Nun ist hier bisher allgemein von Toren die Rede. Das Runde in das Eckige oder so. Der Toreinschlag, bei welchem sich die Anspannung in pure Freude verwandelt. Ok, die Fans der das Tor kassierenden Mannschaft mögen enttäuscht sein, aber selbst da kann es mal vorkommen, dass man Respekt zollt, den Hut zieht oder gar klatscht. Super gemacht, das muss man einfach anerkennen. Schönes Tor, habt ihr verdient. Somit wäre also nicht einmal das „Neutralisieren“ der Freude bei einem gefallenen Tor erfüllt, sondern der positive Teil überwiegt – mal so nebenbei bemerkt.
Tore sind und bleiben irgendwo das Ziel des Spiels. Sie sind das, was zählt und womit man Sieger ermitteln kann. Ohne Tore ginge das Spiel gar nicht.
Aber es steht noch ein weiterer Gedanke dahinter, der unmöglich zu ignorieren ist, bei der hier zu Papier gebrachten Werbung für mehr Tore. Dieses wäre der Spannungsaspekt. Eine Art von allgemein empfundener Spannung. Nicht nur der auf diesen Angriff und den Abschluss bezogene sondern der übergeordnete, auf Spielausgang und Saisonverlauf bezogene.

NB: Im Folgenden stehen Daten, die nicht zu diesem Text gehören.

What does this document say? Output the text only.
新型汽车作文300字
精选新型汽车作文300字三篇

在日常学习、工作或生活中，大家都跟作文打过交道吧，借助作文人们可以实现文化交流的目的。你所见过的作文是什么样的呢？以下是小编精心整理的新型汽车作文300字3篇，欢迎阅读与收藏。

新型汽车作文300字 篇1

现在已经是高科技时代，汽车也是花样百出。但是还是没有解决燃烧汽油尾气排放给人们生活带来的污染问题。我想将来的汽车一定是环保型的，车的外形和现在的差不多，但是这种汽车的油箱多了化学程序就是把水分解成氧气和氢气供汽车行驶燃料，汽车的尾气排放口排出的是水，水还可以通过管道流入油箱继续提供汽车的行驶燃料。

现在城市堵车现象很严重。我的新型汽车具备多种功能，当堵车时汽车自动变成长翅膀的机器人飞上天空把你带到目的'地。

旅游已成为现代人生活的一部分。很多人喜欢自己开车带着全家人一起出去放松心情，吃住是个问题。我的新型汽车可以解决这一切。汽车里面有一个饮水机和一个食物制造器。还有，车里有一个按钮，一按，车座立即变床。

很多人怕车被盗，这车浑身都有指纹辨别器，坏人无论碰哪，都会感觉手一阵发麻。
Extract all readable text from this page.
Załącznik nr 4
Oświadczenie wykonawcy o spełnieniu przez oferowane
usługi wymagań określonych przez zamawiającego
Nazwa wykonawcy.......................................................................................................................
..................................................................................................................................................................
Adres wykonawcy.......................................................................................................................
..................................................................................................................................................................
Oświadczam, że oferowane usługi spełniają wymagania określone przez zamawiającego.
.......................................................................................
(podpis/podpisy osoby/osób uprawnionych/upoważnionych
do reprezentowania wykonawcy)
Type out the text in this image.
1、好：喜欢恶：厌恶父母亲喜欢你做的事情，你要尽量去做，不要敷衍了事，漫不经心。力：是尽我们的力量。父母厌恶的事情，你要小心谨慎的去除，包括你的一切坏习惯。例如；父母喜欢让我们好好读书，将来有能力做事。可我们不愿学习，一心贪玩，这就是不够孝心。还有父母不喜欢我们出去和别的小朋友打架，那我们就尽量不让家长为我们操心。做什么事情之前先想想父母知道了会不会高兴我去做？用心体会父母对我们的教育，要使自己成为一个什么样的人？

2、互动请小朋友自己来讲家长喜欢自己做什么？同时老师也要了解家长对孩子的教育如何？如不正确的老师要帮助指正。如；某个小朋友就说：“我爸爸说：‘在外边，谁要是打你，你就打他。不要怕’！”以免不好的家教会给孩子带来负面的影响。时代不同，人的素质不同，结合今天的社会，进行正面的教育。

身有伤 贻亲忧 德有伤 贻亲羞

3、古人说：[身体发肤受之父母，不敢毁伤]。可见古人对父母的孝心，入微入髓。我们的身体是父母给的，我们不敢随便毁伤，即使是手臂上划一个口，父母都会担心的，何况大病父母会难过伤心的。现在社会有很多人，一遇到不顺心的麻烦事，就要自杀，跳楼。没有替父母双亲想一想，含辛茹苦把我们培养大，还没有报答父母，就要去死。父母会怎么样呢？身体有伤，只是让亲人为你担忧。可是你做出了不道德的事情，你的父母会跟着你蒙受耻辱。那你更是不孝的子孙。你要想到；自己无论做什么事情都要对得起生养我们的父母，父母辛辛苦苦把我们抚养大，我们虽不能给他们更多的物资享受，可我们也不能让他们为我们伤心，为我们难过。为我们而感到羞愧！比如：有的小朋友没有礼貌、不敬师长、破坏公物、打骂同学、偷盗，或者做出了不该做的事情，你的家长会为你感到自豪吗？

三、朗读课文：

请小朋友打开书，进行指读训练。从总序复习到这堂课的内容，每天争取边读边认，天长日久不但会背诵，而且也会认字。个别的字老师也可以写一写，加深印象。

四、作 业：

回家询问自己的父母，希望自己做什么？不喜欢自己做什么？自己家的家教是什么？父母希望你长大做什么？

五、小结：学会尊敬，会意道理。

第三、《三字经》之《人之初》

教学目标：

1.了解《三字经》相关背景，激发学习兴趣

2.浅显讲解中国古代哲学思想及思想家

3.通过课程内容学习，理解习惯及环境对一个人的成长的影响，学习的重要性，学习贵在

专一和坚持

Nun gibt es einen eigenen Abschnitt darüber, insofern hier nur kurz darauf verwiesen und daran erinnert: Tore können für Tendenzwechsel sorgen. Eine Mannschaft führt, die andere gleicht aus, geht selbst in Führung. Das wäre eine Art von Spannung, welche auftreten könnte, natürlich nur durch Tore. Wobei die Spannung darin liegen würde: kann das passieren? Lohnt es sich, darauf zu warten? Als Fan: es zu erhoffen oder es zu befürchten? Wie oft passiert das eigentlich, dass ein Spiel gedreht wird? Wenn sehr selten: warum und wie darauf hoffen? Heute: „Halbzeitstand: 0:1. Oh man, schon wieder verloren.“ Oder morgen : „Es steht 1:3. Ist noch alles drin.“
Natürlich gälte dies auch ausgedehnt auf den Saisonverlauf. Wenn es möglich ist, ein Spiel zu drehen, dann ist es auch möglich, beispielsweise in einer Konferenz von Wendungen im Tabellenbild, in der Abstiegsfrage, für die Meisterschaft, für den Europapokaleinzug zu rechnen und auf diese Art mehr Spannung aufzubauen. Überhaupt wäre das Warten auf ein Tor abgekürzt und somit dürfte man durchaus mit erhöhter Spannung, auch unter den Zuschauer oder bei den Kommentatoren rechnen. Mehr Tore = mehr Spannung = mehr Action = mehr Spaß.
Und trotzdem wurde der alles entscheidende Aspekt für den Schluss aufgehoben. Denn: wenn es mehr Tore gäbe, wäre der Wert eines einzelnen Tores geringer. Insofern hätte man (als Schiedsrichter, aber auch in der Nachbeurteilung) nicht so viel Angst, ein Tor gelten zu lassen, eine Aktion laufen zu lassen, mögliches Abseits nicht anzuzeigen. Ein einzelnes Tor entschiede nicht mehr ein Spiel, also wäre die Bereitschaft in der Entstehung wesentlich erhöht, nicht nach einem Haar in der Suppe zu suchen (Salz und Haare gibt es da also, aha…) sondern den Stürmern Vorfahrt zu gewähren.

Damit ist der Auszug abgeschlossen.